In The Archers, violence is delivered symbolically through the medium of baked goods. This month, it was Jennifer’s pavlova that established her primacy in Ambridge’s feminine pecking order – putting her sister, Lilian, in her place as she demanded, and got, promotion from producing starters to puddings for the annual harvest supper. Vince, in the meantime, chose a pear frangipane as his weapon of choice against young Ben Archer, newly entangled with Vince’s daughter Beth: the abattoir owner faked anaphylactic shock from a nut allergy and made a fool of the poor lad right in the thick of Les Soeurs Heureuses, Borchester’s fine-dining establishment. Still, Vince should have chosen another battlefield, since the restaurant is hallowed Archer moral high ground: it’s where Jill Archer had her anti-food-waste activism moment in 2017, when she was arrested for chucking a homemade flapjack at one of the soeurs themselves (symbolic violence, in this case, actualised). Beth in turn decided to try to impress Jill with a 91st-birthday cake, and went all Bake Off season 12 on her, concocting something sculptural with spun sugar: just as well it got squished, really, as Jill is more a farmhouse fruitcake kind of girl.

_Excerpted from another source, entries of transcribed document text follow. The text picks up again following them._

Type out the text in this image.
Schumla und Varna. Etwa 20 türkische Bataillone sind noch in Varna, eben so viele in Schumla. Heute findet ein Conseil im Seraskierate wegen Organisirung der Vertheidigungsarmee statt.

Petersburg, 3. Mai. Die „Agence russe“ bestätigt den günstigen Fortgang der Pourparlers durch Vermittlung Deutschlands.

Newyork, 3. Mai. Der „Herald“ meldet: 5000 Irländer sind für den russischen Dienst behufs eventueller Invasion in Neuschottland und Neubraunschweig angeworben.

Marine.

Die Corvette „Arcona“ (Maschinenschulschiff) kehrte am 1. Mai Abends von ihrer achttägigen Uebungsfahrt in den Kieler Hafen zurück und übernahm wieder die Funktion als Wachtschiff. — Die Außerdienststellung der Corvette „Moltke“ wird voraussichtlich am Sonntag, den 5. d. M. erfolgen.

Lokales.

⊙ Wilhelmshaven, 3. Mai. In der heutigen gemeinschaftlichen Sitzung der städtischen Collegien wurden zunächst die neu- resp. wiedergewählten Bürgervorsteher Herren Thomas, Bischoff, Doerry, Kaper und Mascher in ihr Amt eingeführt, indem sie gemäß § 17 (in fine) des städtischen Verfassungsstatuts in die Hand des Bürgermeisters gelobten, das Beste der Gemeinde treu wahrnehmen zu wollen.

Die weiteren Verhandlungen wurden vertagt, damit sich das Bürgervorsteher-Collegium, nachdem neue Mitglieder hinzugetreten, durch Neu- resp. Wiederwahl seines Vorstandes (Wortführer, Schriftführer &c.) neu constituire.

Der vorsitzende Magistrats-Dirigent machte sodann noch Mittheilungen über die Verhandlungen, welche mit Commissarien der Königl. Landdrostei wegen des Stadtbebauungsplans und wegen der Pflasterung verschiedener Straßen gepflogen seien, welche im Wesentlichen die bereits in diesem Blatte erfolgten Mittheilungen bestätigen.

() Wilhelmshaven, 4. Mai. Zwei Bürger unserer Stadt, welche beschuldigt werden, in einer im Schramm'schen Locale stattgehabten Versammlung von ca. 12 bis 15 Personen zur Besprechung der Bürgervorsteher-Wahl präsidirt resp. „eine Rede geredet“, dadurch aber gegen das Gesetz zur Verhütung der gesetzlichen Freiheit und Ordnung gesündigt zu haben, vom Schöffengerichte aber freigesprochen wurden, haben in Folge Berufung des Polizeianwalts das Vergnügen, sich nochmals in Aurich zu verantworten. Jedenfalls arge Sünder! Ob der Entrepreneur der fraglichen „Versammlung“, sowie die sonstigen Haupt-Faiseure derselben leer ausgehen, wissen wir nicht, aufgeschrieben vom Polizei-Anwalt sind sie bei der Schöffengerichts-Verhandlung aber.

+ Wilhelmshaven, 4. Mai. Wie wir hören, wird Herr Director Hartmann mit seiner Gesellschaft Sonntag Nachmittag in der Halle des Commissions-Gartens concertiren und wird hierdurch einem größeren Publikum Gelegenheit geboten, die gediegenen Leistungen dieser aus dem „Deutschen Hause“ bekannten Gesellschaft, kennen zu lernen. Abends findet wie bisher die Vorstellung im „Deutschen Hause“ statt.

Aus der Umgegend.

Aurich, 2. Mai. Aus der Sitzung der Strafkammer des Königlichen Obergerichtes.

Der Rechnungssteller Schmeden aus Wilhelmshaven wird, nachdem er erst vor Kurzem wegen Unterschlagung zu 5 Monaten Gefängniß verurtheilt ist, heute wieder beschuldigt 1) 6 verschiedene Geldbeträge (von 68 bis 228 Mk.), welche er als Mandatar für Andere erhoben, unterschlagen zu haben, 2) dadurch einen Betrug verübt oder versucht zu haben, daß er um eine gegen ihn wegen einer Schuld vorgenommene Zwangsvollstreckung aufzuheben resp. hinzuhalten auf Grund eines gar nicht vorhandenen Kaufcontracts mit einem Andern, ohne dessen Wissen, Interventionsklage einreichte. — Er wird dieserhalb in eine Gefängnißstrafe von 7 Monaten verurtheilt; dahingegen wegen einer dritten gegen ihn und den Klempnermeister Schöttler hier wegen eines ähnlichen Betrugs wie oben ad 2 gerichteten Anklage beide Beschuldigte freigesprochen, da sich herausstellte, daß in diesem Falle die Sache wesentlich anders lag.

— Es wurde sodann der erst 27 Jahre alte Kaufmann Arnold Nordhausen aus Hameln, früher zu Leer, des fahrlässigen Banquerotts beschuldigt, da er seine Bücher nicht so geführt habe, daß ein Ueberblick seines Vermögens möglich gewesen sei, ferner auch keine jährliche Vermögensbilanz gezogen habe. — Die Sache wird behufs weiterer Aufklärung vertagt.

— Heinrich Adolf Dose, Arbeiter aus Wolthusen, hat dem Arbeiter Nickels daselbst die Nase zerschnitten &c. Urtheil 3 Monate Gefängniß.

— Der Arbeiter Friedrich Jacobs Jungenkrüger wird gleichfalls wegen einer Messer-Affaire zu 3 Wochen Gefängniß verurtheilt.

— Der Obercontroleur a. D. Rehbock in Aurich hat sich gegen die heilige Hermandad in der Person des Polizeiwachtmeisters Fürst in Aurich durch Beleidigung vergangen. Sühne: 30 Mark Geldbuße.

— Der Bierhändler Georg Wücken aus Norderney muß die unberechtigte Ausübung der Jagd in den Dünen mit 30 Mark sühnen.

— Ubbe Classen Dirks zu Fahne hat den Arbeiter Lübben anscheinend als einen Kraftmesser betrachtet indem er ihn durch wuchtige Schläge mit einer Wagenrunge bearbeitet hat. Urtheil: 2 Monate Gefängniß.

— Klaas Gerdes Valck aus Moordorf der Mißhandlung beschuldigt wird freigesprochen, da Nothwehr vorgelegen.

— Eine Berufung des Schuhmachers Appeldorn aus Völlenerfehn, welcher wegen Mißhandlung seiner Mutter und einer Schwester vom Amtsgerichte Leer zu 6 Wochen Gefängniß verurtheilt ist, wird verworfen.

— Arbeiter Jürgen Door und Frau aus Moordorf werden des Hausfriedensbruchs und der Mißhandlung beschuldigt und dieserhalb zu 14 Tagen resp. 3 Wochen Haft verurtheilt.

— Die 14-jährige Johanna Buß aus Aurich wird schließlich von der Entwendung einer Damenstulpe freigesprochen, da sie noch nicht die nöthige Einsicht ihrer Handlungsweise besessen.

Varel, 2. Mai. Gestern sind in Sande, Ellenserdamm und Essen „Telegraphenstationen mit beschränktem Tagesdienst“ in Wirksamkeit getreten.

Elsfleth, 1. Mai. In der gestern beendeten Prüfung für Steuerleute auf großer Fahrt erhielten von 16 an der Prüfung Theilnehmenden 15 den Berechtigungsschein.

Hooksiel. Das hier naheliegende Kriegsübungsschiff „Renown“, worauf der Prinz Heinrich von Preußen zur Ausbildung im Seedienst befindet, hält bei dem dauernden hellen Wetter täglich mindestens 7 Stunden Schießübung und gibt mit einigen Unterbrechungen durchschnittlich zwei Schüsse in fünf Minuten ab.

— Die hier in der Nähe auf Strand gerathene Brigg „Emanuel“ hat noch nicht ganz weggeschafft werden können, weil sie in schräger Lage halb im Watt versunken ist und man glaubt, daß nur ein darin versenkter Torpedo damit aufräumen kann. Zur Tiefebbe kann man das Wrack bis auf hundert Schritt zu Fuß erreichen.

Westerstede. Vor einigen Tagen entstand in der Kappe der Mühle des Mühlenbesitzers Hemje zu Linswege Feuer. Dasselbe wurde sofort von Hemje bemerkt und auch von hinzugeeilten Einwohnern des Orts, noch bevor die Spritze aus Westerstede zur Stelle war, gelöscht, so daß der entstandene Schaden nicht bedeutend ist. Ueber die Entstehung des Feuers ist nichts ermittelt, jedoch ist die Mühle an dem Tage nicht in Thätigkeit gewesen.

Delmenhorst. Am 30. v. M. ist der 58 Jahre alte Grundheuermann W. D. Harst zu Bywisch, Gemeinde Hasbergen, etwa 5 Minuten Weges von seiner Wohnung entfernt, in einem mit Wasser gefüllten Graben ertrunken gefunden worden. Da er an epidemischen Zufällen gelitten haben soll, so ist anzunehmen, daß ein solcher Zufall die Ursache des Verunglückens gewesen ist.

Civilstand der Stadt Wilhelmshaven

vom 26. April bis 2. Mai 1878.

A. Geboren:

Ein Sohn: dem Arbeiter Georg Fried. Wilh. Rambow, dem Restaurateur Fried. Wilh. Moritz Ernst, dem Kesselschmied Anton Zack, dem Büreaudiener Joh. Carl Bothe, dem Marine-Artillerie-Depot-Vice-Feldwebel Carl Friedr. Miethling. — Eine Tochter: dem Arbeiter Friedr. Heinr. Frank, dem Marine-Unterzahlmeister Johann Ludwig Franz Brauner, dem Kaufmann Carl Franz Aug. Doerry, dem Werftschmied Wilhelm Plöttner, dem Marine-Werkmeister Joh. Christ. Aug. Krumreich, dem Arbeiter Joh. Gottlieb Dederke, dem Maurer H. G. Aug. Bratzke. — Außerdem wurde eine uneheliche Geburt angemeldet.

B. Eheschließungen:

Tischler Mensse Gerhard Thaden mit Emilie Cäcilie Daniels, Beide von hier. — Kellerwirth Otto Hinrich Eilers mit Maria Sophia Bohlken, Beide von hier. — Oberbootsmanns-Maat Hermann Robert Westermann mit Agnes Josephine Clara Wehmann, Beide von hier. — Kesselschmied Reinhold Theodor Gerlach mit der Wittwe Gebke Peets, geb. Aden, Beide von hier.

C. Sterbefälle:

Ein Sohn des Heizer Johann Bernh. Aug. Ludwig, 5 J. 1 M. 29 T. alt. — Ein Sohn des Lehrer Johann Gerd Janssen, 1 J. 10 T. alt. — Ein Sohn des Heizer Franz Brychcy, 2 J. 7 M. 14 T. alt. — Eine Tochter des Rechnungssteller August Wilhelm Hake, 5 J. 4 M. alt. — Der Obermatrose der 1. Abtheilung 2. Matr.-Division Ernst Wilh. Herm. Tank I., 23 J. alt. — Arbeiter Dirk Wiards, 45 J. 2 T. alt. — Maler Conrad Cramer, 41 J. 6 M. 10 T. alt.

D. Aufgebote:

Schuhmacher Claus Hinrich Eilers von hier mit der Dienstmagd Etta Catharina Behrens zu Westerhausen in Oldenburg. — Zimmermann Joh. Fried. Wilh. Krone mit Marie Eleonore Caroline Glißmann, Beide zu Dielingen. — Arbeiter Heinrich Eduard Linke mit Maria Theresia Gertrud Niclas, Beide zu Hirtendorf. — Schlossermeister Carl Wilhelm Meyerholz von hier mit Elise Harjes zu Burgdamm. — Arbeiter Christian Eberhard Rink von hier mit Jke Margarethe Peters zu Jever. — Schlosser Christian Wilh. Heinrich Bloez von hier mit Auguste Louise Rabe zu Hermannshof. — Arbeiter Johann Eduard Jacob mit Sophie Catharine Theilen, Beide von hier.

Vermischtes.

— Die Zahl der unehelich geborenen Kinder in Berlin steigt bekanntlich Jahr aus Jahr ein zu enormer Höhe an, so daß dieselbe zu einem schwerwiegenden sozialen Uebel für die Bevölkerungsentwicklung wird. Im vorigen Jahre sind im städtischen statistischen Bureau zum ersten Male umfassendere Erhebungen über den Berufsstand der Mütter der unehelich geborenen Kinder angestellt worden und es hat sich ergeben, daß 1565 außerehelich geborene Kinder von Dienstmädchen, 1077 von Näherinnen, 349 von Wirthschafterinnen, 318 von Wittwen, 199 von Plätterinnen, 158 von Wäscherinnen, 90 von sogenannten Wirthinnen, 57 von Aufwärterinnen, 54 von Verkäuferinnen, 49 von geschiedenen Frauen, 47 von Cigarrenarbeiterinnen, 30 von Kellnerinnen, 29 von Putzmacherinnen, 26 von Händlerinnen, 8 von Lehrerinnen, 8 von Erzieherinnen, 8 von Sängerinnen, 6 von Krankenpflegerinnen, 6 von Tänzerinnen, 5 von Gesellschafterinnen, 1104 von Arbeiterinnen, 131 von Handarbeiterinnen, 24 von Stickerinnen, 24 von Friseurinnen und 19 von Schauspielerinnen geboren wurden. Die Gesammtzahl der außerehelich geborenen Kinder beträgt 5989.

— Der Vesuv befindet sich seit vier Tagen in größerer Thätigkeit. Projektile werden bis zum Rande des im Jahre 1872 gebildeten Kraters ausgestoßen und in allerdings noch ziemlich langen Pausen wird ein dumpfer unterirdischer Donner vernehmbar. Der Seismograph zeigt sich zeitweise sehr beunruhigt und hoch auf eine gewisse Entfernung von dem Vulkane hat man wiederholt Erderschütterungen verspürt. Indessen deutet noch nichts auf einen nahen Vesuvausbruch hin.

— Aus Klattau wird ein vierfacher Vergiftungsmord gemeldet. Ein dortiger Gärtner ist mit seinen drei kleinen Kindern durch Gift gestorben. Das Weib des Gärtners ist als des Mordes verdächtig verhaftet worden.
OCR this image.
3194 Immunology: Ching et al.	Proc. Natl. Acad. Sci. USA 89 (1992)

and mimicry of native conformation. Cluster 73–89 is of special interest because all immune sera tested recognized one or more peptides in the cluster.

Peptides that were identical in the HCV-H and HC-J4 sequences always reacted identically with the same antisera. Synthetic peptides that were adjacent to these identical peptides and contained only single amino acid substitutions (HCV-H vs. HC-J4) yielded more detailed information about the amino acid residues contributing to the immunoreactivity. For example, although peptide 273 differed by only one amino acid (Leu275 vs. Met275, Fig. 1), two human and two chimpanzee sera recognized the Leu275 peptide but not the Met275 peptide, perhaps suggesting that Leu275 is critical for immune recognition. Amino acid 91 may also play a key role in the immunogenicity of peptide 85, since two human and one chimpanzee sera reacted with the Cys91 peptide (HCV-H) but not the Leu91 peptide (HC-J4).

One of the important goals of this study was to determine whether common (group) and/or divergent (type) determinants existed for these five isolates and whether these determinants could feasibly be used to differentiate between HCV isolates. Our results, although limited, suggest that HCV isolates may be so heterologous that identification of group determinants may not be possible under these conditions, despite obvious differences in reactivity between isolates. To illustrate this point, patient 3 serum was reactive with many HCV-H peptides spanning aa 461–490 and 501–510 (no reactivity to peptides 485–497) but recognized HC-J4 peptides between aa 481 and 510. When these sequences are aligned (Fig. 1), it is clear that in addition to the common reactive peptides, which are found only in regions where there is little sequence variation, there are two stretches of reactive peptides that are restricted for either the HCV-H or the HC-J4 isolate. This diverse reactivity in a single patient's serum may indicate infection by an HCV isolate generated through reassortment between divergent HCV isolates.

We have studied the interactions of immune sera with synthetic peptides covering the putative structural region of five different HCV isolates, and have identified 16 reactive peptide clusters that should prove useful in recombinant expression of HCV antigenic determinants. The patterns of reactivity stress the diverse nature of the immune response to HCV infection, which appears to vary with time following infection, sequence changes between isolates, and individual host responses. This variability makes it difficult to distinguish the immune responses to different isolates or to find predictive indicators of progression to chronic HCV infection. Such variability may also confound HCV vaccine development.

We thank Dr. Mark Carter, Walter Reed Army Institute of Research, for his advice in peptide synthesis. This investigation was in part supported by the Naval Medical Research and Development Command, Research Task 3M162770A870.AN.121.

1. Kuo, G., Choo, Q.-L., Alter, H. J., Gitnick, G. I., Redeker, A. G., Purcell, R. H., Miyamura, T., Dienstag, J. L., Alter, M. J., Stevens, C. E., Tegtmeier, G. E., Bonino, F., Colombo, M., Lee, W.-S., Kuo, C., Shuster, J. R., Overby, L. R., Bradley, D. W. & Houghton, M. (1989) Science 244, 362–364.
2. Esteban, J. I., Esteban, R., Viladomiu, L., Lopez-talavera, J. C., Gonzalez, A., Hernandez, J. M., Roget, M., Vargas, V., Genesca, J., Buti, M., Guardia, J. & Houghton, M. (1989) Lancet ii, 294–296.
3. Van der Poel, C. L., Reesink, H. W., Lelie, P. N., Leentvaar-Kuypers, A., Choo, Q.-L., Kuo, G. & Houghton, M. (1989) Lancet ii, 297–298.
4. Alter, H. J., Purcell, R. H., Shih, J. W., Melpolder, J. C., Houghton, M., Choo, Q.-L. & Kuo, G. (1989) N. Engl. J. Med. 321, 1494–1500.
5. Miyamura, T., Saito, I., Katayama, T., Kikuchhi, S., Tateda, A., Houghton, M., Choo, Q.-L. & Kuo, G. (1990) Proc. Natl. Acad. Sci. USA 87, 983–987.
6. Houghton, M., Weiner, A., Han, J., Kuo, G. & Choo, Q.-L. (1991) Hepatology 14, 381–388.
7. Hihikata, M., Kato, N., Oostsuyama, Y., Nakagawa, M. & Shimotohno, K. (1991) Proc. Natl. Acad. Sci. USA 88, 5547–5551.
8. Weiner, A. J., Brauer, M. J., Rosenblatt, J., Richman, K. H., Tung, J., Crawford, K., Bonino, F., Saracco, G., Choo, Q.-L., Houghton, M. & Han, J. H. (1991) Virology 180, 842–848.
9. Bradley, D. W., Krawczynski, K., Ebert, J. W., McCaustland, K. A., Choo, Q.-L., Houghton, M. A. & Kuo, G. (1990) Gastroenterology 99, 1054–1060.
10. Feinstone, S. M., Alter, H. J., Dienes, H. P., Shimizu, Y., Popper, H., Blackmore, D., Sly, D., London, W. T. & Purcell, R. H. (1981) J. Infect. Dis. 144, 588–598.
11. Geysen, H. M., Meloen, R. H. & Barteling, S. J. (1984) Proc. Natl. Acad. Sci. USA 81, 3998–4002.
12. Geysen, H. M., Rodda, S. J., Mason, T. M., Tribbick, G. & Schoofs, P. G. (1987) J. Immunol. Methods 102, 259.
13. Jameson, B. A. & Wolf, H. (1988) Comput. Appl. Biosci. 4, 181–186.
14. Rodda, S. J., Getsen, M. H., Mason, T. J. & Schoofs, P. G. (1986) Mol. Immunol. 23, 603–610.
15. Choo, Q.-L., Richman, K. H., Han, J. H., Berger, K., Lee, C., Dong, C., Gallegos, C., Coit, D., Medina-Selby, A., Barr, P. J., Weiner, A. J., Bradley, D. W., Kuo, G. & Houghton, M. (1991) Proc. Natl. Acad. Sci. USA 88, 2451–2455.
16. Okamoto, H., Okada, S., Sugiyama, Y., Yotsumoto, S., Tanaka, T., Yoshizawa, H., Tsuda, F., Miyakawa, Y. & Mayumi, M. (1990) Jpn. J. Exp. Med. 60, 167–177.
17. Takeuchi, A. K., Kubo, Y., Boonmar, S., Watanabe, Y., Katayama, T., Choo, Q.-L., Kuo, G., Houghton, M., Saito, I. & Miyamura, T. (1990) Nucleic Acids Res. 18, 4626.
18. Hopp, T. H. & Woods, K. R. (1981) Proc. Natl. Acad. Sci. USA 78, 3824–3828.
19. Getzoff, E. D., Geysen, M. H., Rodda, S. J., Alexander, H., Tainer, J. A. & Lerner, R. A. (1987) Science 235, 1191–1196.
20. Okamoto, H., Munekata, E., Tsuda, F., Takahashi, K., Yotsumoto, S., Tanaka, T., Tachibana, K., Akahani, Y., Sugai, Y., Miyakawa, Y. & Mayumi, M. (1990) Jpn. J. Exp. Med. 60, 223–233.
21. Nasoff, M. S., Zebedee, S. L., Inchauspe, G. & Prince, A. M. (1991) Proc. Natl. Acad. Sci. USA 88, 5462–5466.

It turns out that Bert Fry’s verses – or “interminable dirges” as Russ cruelly put it – were, in the end, all too terminable. Poor Bert, locally renowned for his prowess in the flower and produce show, hasn’t been the same since there’s been no Joe Grundy to loathe, nor, indeed, since he lost his beloved wife, Freda – swept away, Maggie Tulliver-like, by the 2015 Borsetshire floods. His final performance was at the harvest supper: an epic poem containing, according to Russ’s hostile review, at least five minutes on cutting his toenails, and a lengthy section closely describing a trip to the pharmacist. This radical, rhyming-couplet autofiction, I predict, will soon be hailed as Borsetshire’s answer to Karl-Ove Knausgård’s My Struggle, and Bert’s posthumous renown will outlive his fragile frame. Lucky for Bert’s housemate, Rex Fairbrother, that Trevor, Bert’s son, has offered to give him all of his father’s manuscripts. There was a remarkable episode when Trevor asked Rex to scour Bert’s bedroom for a photograph, a birth certificate, a book and a cricket scorecard. For a delirious moment it seemed these objects were of momentous significance – I don’t know, clues to the whereabouts of Anglo-Saxon treasure buried on Brookfield’s land, like the hoard Eddie was so fruitlessly metal-detecting for earlier in the year. Nothing so exciting, alas.
The old farm labourer had expired peacefully at his table in The Bull. It is, surely, how we’d all want to go. Rest in poetry and produce, dear Bert.